In light of improving clinical efficacy, the need to identify a predictive biomarker remains a significant challenge. Currently, PD-L1 expression on tumor cells is the only marker that has been commonly reported. However, it is well known that a small group of patients who have low PD-L1 expression can still respond to pembrolizumab and, while reasons for this remain unclear, an emerging concept of dynamic PD-L1 expression in the evolution of a malignancy86 may in some part explain this phenomenon. This can be seen in the CheckMate-141 study where patients with <1% PD-L1 expression still had a 12% ORR57 when treated with nivolumab and in the KEYNOTE-012 study where there was an ORR of 4% in patients with PD-L1 expression <1%.60 In addition, an inflammatory gene signature that includes expression of INF-γ has shown impressive rates of predicting nonresponders treated with pembrolizumab in both HNSCC59 and melanoma patients,100 but larger datasets are needed to further validate this signature.

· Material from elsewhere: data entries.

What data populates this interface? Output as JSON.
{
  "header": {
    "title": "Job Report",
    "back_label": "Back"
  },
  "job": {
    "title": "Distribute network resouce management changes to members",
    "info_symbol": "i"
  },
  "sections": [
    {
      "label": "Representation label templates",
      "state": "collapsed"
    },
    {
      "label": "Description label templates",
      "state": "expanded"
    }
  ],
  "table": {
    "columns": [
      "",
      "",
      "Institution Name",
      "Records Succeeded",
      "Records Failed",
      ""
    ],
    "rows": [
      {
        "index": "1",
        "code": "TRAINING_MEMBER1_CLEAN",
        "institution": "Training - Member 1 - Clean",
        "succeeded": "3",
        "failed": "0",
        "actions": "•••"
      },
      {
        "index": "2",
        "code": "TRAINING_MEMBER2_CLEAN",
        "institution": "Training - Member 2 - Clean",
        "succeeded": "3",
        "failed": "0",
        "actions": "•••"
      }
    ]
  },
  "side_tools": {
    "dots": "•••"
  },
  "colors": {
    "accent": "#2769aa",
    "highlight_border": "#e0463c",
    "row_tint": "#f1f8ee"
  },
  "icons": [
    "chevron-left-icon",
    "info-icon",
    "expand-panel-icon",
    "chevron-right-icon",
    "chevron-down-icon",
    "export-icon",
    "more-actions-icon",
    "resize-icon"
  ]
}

Another important development is identifying rational combinations that can improve clinical benefit especially in those who are low PD-L1 expressers. A number of new checkpoint drugs are in development or are in early trials with pembrolizumab, and the results of these trials are eagerly anticipated. Furthermore, a number of clinical trials involving chemotherapy and radiation with pembrolizumab are currently ongoing in patients with early-stage HNSCC with the rationale of increasing neoantigen presentation and increasing PD-L1 expression and, therefore, improving outcomes.

Conclusion

The advent of PD-1 immunotherapy has led to new and exciting times for patients with recurrent/metastatic HNSCC with significantly improved outcomes compared to chemotherapy or epidermal growth factor inhibitor treatment. However, response rates remain low in the 10%–20% range across various checkpoint inhibitors and a better understanding of resistance mechanisms is needed to improve responses. PD-L1 expression is an extensively studied biomarker that suggests some correlation with response as high expressers demonstrate better responses compared to patients with low PD-L1 expression. However, there are reports of patients who are high PD-L1 expressers who do not respond and, conversely, patients with low PD-L1 expression can have robust responses to anti-PD-1 therapy, suggesting that PD-L1 expression at this time should not be used for making treatment decisions in HNSCC, but instead as a biomarker that needs to be further validated through studies and as a guidance for the design of future trials. It is also not clear if a radiographic response is required to drive long-term survival benefit from these treatments and whether maximizing response will translate into durable survival. As a result, more accurate biomarkers are needed that can better predict outcome, increase sensitivity of tumor cells to checkpoint inhibitors, and assist in design of a future wave of studies. Currently, there are a number of trials underway using novel combinations with chemotherapy, radiation and other checkpoint inhibitors or DNA-modulating agents to help improve responses and outcomes in HNSCC.

Disclosure

The authors report no conflicts of interest, financial, or otherwise with respect to this work.